3.9 C
Almanya
Pazartesi, Kasım 18, 2024

Yardım toplama dolapları ve Server Tanilli

Yaşadığım bu olayı kafamdan silmiştim. Ta ki bugüne kadar…

Seni seviyor. Öbür insanlarsa senin yüreğini çiğniyorlar.  D. H. Lawrence / Bakire ve Çingene

Geçtiğimiz bayram günü semt karakolundaydım. Giderken ekip aracıyla gittiğim için eve dönüşüm sıkıntılıydı. İfade tutanağını imzalayıp işim bittiğinde koridora çıktım. Koridor upuzun ve karanlık, izbe bir yerdi. Bitiminde son derece zayıf bir ışık sızıyordu.

Duvarlarında okullarda gördüğümüz yangın söndürme aletleri asılıydı. Karanlık bölümün bitiminde iki bankın üstünde oturan başörtülü ve şalvarlı dört kadın bulunmaktaydı. Yürümeye devam edip yanlarından geçerken hafifçe gülümseyerek selam verdim. Kadınlar hep bir ağızdan “Merhaba güzel ablam…” dediler. “Allah razı olsun.” dedilerse de duymamazlıktan geldim benden sonra sorguya alınacakları için kendilerinin daha çok yardıma gereksinmeleri olacaktı.

Kapıya çıkınca merdiven başında bir polis memuruyla gözgöze gelince selamlaştık. Memur yalnızlıktan çok sıkılmış olmalı ki bana hal hatır sordu. Ben de kısaca geçiştirdikten sonra orada bulunan kadınların karakola neden getirildiklerini sordum. O da “Konteynırları patlatarak içindeki malları çalmışlar” deyince ben şaşırarak “Nasıl olur, konteynırlar kilitli değil ki?” diye açıklama beklerken “Hani şu her köşe başında yardım dolapları var ya onlar…” dedi. Durumu anlamıştım. Kadınları ciddi anlamda hırpalayacaklardı.

Ana kapıdan çıkınca etrafa göz gezdirdim. Burası tenha bir yerdi. Bu saatte yalnız başıma Metro durağına yürümek sakıncalı olacaktı. İçerideyken ışıklar yandığı için dışarıda havanın karardığını fark etmemiştim. Karakolun bahçesinde tek bir araç vardı. O da beni getirdikleri araç değildi. Özel araç görüntüsündeydi.

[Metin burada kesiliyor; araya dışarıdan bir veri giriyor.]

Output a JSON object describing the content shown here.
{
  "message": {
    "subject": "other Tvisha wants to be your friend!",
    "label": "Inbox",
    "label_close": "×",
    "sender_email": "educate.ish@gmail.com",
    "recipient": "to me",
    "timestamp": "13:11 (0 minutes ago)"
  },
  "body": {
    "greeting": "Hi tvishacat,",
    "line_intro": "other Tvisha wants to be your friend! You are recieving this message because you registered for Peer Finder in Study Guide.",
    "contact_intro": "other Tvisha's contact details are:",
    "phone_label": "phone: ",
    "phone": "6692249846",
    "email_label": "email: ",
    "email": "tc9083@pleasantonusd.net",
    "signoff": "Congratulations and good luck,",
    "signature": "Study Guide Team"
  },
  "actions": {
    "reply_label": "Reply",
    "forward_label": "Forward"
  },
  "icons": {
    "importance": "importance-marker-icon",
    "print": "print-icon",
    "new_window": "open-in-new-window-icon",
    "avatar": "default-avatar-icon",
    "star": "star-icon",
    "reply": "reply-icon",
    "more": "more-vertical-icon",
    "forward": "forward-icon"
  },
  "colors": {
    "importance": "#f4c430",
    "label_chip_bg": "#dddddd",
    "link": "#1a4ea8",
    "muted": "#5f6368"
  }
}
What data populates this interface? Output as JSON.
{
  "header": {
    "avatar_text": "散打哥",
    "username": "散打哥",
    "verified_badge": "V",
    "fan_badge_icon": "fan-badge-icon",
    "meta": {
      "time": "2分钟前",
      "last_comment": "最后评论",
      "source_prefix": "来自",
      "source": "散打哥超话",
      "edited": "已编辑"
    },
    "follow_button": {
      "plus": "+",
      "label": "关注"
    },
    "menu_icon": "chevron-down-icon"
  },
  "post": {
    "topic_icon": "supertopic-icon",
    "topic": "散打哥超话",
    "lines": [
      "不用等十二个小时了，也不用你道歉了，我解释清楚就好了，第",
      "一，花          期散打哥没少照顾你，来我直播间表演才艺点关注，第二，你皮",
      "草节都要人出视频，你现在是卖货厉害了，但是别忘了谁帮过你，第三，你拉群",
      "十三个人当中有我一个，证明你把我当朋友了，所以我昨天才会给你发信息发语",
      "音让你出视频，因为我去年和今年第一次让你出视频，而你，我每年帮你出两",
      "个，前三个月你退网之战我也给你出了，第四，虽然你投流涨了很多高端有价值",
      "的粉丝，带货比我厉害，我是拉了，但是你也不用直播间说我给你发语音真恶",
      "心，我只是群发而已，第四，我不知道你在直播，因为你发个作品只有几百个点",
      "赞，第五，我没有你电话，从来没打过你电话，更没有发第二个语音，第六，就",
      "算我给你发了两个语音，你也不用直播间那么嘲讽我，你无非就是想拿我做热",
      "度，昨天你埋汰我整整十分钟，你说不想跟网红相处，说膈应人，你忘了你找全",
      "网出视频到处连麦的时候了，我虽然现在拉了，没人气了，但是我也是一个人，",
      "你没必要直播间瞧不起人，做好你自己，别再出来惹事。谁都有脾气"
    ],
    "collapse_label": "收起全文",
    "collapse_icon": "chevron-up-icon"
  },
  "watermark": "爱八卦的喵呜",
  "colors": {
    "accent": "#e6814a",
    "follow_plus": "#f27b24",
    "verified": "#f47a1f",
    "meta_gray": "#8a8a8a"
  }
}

Geriye dönerek kadınlara seslendim. “Yol paranız var mı?” diyerek. Kadınların en genci yine atak yaptı. “Var ablam şuradan bir kurtulsaydık. Allah senden razı olsun.” Deyince ben yine rızalık almış oldum.

Evden aceleyle çıktığım için üstümde cep telefonu yoktu. Bu durumda taksiyi nasıl çağıracaktım. Sorgu odasına giderek en yakın taksi durağına telefon etmelerini istemek durumundaydım veya telsizle anons ettirerek araçlarıyla gelerek beni evime bırakmaları benim açımdan çözüm olacaktı.

Sorgu odasının kapısını tıklattığımda içeride hummalı bir çalışma vardı. Polisler kocaman bir kâse dondurmayı midelerine indirmekle meşgullerdi. Komiser bana soru sorar gibi tuhaf bir şekilde yüzüme baktı. “Hayırdır hocam, biz sizi gittiniz sandık.” Ben de tüm doğallığımla “Hayır ben gitmedim sizinle dondurma yemek için geri döndüm. Herhalde bana da ısmarlarsınız, cimrilik etmezsiniz.” deyince kendileri boş dondurma kabını göstererek “Kayınvalideniz sizi sevmiyormuş. Dondurmayı bitirdik” dediler. Amacım dondurma yemek değildi zaten. O dondurmayı kendi paralarıyla almadıklarını vurgulamak ve rahatsız etmekti.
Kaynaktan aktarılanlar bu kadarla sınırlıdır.